One of the poem’s strongest and most controversial moves is its attack on religious complicity. Priests are shown abandoning mercy for violence, trading symbols of faith for weapons. Biblical references are turned against them, suggesting that scripture itself is being twisted into justification for slaughter. Even the name of Jesus is described as being hidden behind battle flags. This is not a rejection of faith, but an insistence that faith has been betrayed. God is addressed repeatedly, but human institutions claiming to act in God’s name are treated with deep suspicion.
The middle of the poem mourns not just lives lost, but values erased. Freedom, honesty, courage, and integrity are described as casualties alongside the dead. In their place come selfishness, corruption, and fear. The war has not only killed people; it has reshaped character. This moral erosion is presented as worse than physical destruction because it persists even away from the front lines. The poem suggests that a society willing to accept war for profit or power cannot remain free or truthful.

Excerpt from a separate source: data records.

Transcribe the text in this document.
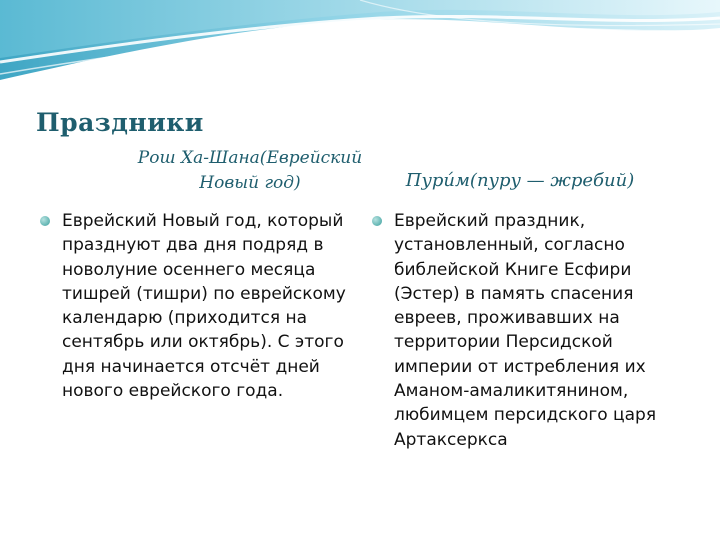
Праздники
Рош Ха-Шана(Еврейский Новый год)	Пури́м(пуру — жребий)
Еврейский Новый год, который празднуют два дня подряд в новолуние осеннего месяца тишрей (тишри) по еврейскому календарю (приходится на сентябрь или октябрь). С этого дня начинается отсчёт дней нового еврейского года.
Еврейский праздник, установленный, согласно библейской Книге Есфири (Эстер) в память спасения евреев, проживавших на территории Персидской империи от истребления их Аманом-амаликитянином, любимцем персидского царя Артаксеркса
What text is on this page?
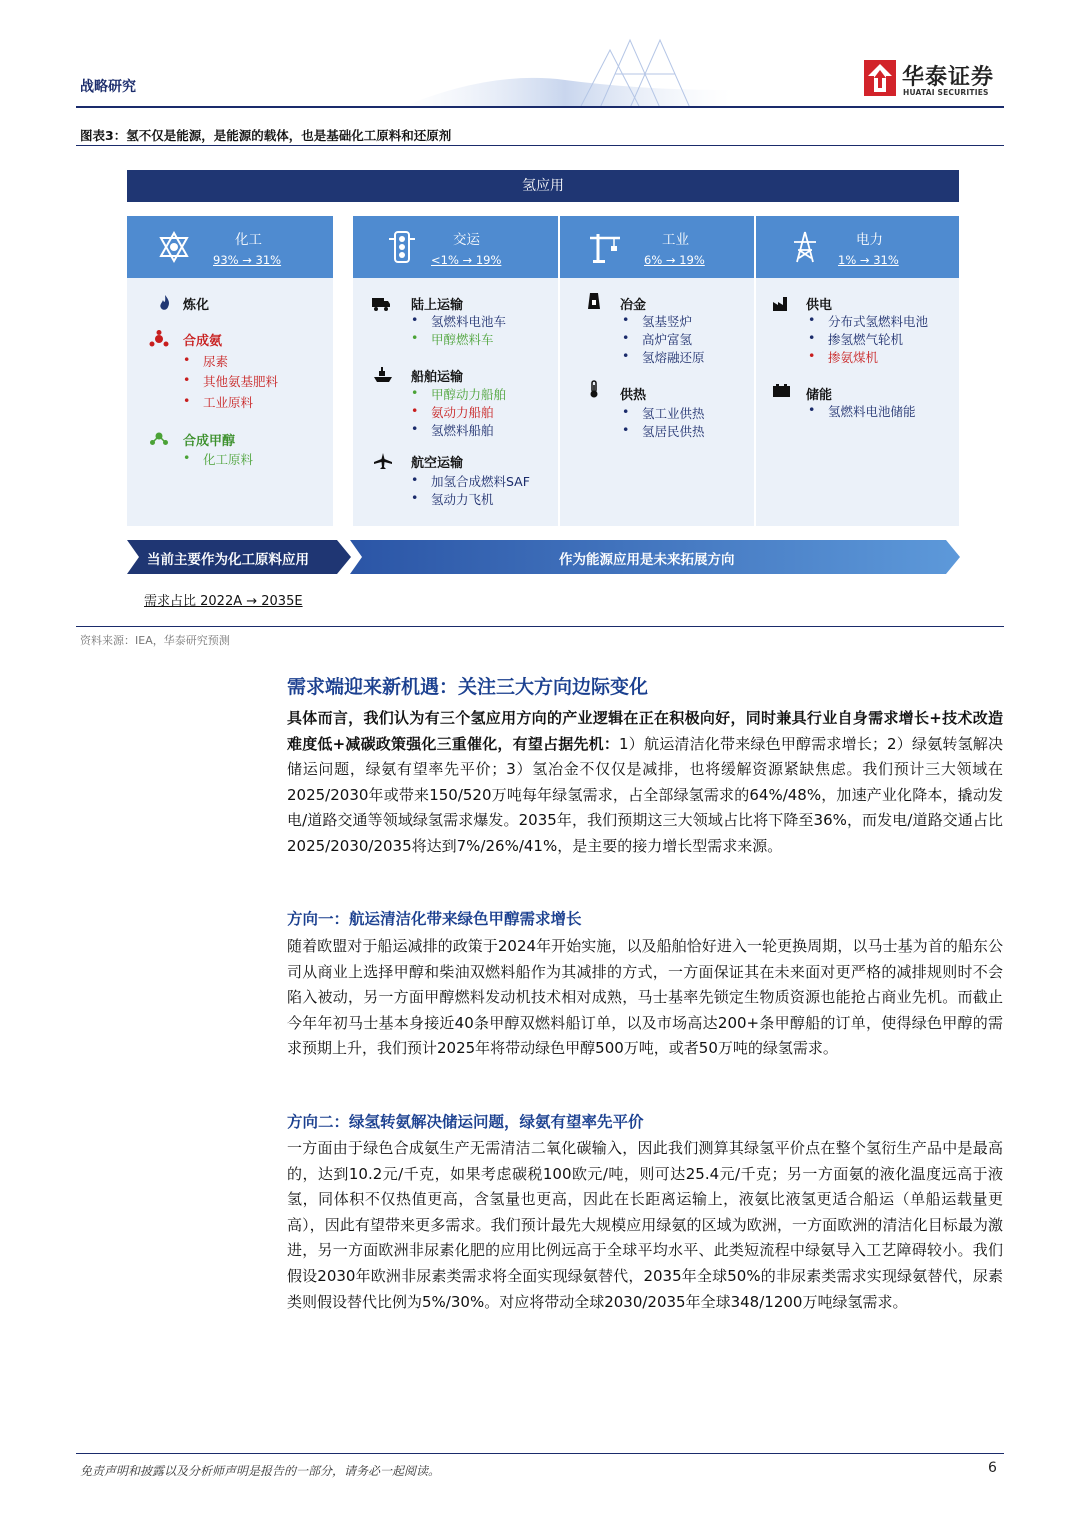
战略研究	华泰证券
HUATAI SECURITIES
图表3：氢不仅是能源，是能源的载体，也是基础化工原料和还原剂
氢应用
化工
93% → 31%
炼化
合成氨
• 尿素
• 其他氨基肥料
• 工业原料
合成甲醇
• 化工原料
交运
<1% → 19%
陆上运输
• 氢燃料电池车
• 甲醇燃料车
船舶运输
• 甲醇动力船舶
• 氨动力船舶
• 氢燃料船舶
航空运输
• 加氢合成燃料SAF
• 氢动力飞机
工业
6% → 19%
冶金
• 氢基竖炉
• 高炉富氢
• 氢熔融还原
供热
• 氢工业供热
• 氢居民供热
电力
1% → 31%
供电
• 分布式氢燃料电池
• 掺氢燃气轮机
• 掺氨煤机
储能
• 氢燃料电池储能
当前主要作为化工原料应用	作为能源应用是未来拓展方向
需求占比 2022A → 2035E
资料来源：IEA，华泰研究预测
需求端迎来新机遇：关注三大方向边际变化
具体而言，我们认为有三个氢应用方向的产业逻辑在正在积极向好，同时兼具行业自身需求增长+技术改造难度低+减碳政策强化三重催化，有望占据先机：1）航运清洁化带来绿色甲醇需求增长；2）绿氨转氢解决储运问题，绿氨有望率先平价；3）氢冶金不仅仅是减排，也将缓解资源紧缺焦虑。我们预计三大领域在2025/2030年或带来150/520万吨每年绿氢需求，占全部绿氢需求的64%/48%，加速产业化降本，撬动发电/道路交通等领域绿氢需求爆发。2035年，我们预期这三大领域占比将下降至36%，而发电/道路交通占比2025/2030/2035将达到7%/26%/41%，是主要的接力增长型需求来源。
方向一：航运清洁化带来绿色甲醇需求增长
随着欧盟对于船运减排的政策于2024年开始实施，以及船舶恰好进入一轮更换周期，以马士基为首的船东公司从商业上选择甲醇和柴油双燃料船作为其减排的方式，一方面保证其在未来面对更严格的减排规则时不会陷入被动，另一方面甲醇燃料发动机技术相对成熟，马士基率先锁定生物质资源也能抢占商业先机。而截止今年年初马士基本身接近40条甲醇双燃料船订单，以及市场高达200+条甲醇船的订单，使得绿色甲醇的需求预期上升，我们预计2025年将带动绿色甲醇500万吨，或者50万吨的绿氢需求。
方向二：绿氢转氨解决储运问题，绿氨有望率先平价
一方面由于绿色合成氨生产无需清洁二氧化碳输入，因此我们测算其绿氢平价点在整个氢衍生产品中是最高的，达到10.2元/千克，如果考虑碳税100欧元/吨，则可达25.4元/千克；另一方面氨的液化温度远高于液氢，同体积不仅热值更高，含氢量也更高，因此在长距离运输上，液氨比液氢更适合船运（单船运载量更高），因此有望带来更多需求。我们预计最先大规模应用绿氨的区域为欧洲，一方面欧洲的清洁化目标最为激进，另一方面欧洲非尿素化肥的应用比例远高于全球平均水平、此类短流程中绿氨导入工艺障碍较小。我们假设2030年欧洲非尿素类需求将全面实现绿氨替代，2035年全球50%的非尿素类需求实现绿氨替代，尿素类则假设替代比例为5%/30%。对应将带动全球2030/2035年全球348/1200万吨绿氢需求。
免责声明和披露以及分析师声明是报告的一部分，请务必一起阅读。	6
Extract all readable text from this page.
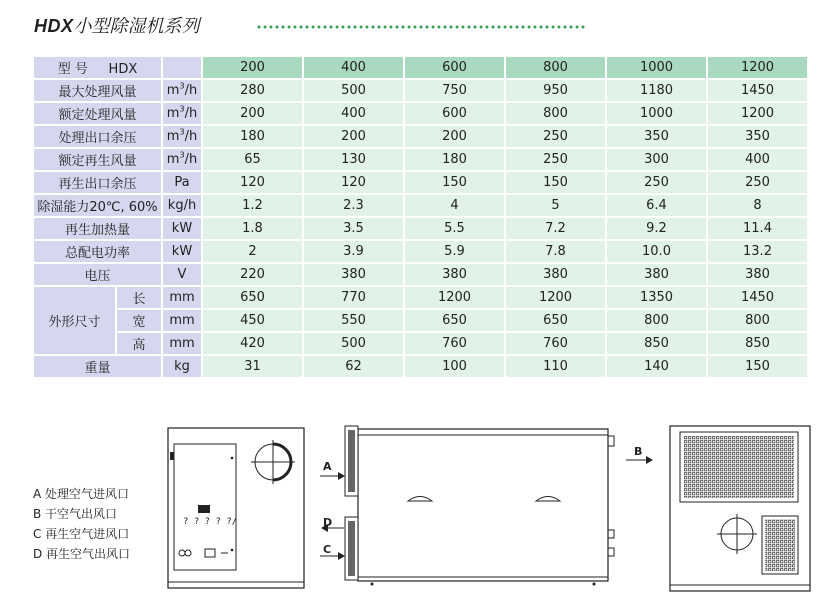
HDX小型除湿机系列
型 号 HDX			200	400	600	800	1000	1200
最大处理风量		$m^3/h$	280	500	750	950	1180	1450
额定处理风量		$m^3/h$	200	400	600	800	1000	1200
处理出口余压		$m^3/h$	180	200	200	250	350	350
额定再生风量		$m^3/h$	65	130	180	250	300	400
再生出口余压		Pa	120	120	150	150	250	250
除湿能力20℃, 60%		kg/h	1.2	2.3	4	5	6.4	8
再生加热量		kW	1.8	3.5	5.5	7.2	9.2	11.4
总配电功率		kW	2	3.9	5.9	7.8	10.0	13.2
电压		V	220	380	380	380	380	380
外形尺寸	长	mm	650	770	1200	1200	1350	1450
	宽	mm	450	550	650	650	800	800
	高	mm	420	500	760	760	850	850
重量		kg	31	62	100	110	140	150
? ? ? ? ?/
A
D
C
B
A 处理空气进风口
B 干空气出风口
C 再生空气进风口
D 再生空气出风口
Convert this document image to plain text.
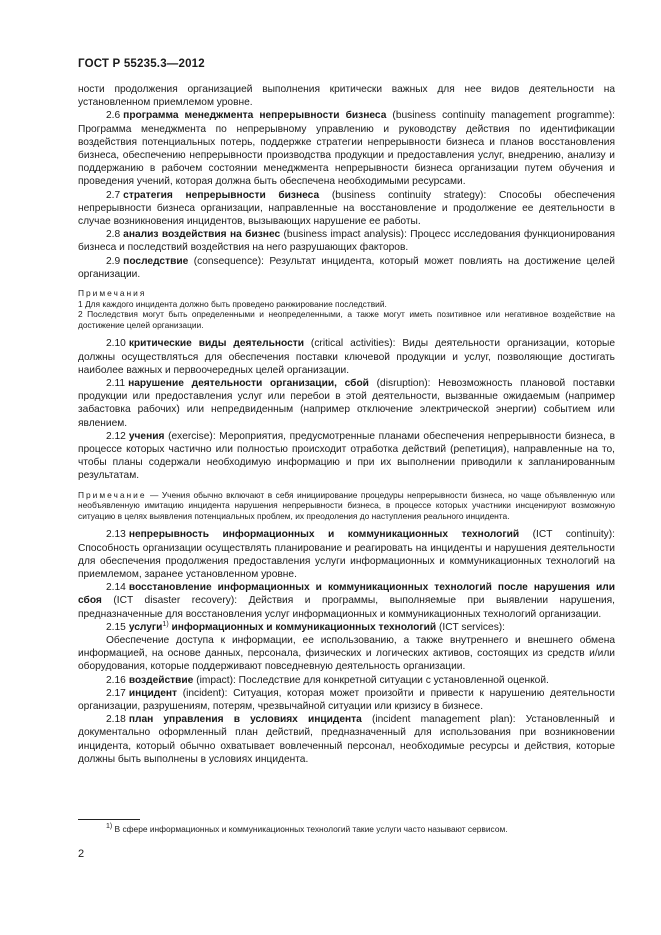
ГОСТ Р 55235.3—2012

ности продолжения организацией выполнения критически важных для нее видов деятельности на установленном приемлемом уровне.

2.6 программа менеджмента непрерывности бизнеса (business continuity management programme): Программа менеджмента по непрерывному управлению и руководству действия по идентификации воздействия потенциальных потерь, поддержке стратегии непрерывности бизнеса и планов восстановления бизнеса, обеспечению непрерывности производства продукции и предоставления услуг, внедрению, анализу и поддержанию в рабочем состоянии менеджмента непрерывности бизнеса организации путем обучения и проведения учений, которая должна быть обеспечена необходимыми ресурсами.

2.7 стратегия непрерывности бизнеса (business continuity strategy): Способы обеспечения непрерывности бизнеса организации, направленные на восстановление и продолжение ее деятельности в случае возникновения инцидентов, вызывающих нарушение ее работы.

2.8 анализ воздействия на бизнес (business impact analysis): Процесс исследования функционирования бизнеса и последствий воздействия на него разрушающих факторов.

2.9 последствие (consequence): Результат инцидента, который может повлиять на достижение целей организации.

Примечания

1 Для каждого инцидента должно быть проведено ранжирование последствий.

2 Последствия могут быть определенными и неопределенными, а также могут иметь позитивное или негативное воздействие на достижение целей организации.

2.10 критические виды деятельности (critical activities): Виды деятельности организации, которые должны осуществляться для обеспечения поставки ключевой продукции и услуг, позволяющие достигать наиболее важных и первоочередных целей организации.

2.11 нарушение деятельности организации, сбой (disruption): Невозможность плановой поставки продукции или предоставления услуг или перебои в этой деятельности, вызванные ожидаемым (например забастовка рабочих) или непредвиденным (например отключение электрической энергии) событием или явлением.

2.12 учения (exercise): Мероприятия, предусмотренные планами обеспечения непрерывности бизнеса, в процессе которых частично или полностью происходит отработка действий (репетиция), направленные на то, чтобы планы содержали необходимую информацию и при их выполнении приводили к запланированным результатам.

Примечание — Учения обычно включают в себя инициирование процедуры непрерывности бизнеса, но чаще объявленную или необъявленную имитацию инцидента нарушения непрерывности бизнеса, в процессе которых участники инсценируют возможную ситуацию в целях выявления потенциальных проблем, их преодоления до наступления реального инцидента.

2.13 непрерывность информационных и коммуникационных технологий (ICT continuity): Способность организации осуществлять планирование и реагировать на инциденты и нарушения деятельности для обеспечения продолжения предоставления услуги информационных и коммуникационных технологий на приемлемом, заранее установленном уровне.

2.14 восстановление информационных и коммуникационных технологий после нарушения или сбоя (ICT disaster recovery): Действия и программы, выполняемые при выявлении нарушения, предназначенные для восстановления услуг информационных и коммуникационных технологий организации.

2.15 услуги$^{1)}$ информационных и коммуникационных технологий (ICT services):

Обеспечение доступа к информации, ее использованию, а также внутреннего и внешнего обмена информацией, на основе данных, персонала, физических и логических активов, состоящих из средств и/или оборудования, которые поддерживают повседневную деятельность организации.

2.16 воздействие (impact): Последствие для конкретной ситуации с установленной оценкой.

2.17 инцидент (incident): Ситуация, которая может произойти и привести к нарушению деятельности организации, разрушениям, потерям, чрезвычайной ситуации или кризису в бизнесе.

2.18 план управления в условиях инцидента (incident management plan): Установленный и документально оформленный план действий, предназначенный для использования при возникновении инцидента, который обычно охватывает вовлеченный персонал, необходимые ресурсы и действия, которые должны быть выполнены в условиях инцидента.

$^{1)}$ В сфере информационных и коммуникационных технологий такие услуги часто называют сервисом.
2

The final appeal for peace expands again, naming everyone affected: soldiers, prisoners, civilians, the mocking crowd, the guilty and the innocent alike. There is no clean division between victims and perpetrators. Everyone is caught in the same collapse. Peace is not framed as victory or settlement, but as rescue. The repetition at the end does not feel ceremonial; it feels urgent, almost panicked, as if the speaker fears time is running out.
As a war poem, this work stands firmly in the anti-war tradition. It does not argue policy or tactics. Instead, it exposes the moral cost of prolonged conflict and the ease with which ideals are sacrificed once violence becomes normalized. Its power comes from its refusal to comfort the reader. Peace is not presented as inevitable or even likely, only as desperately necessary.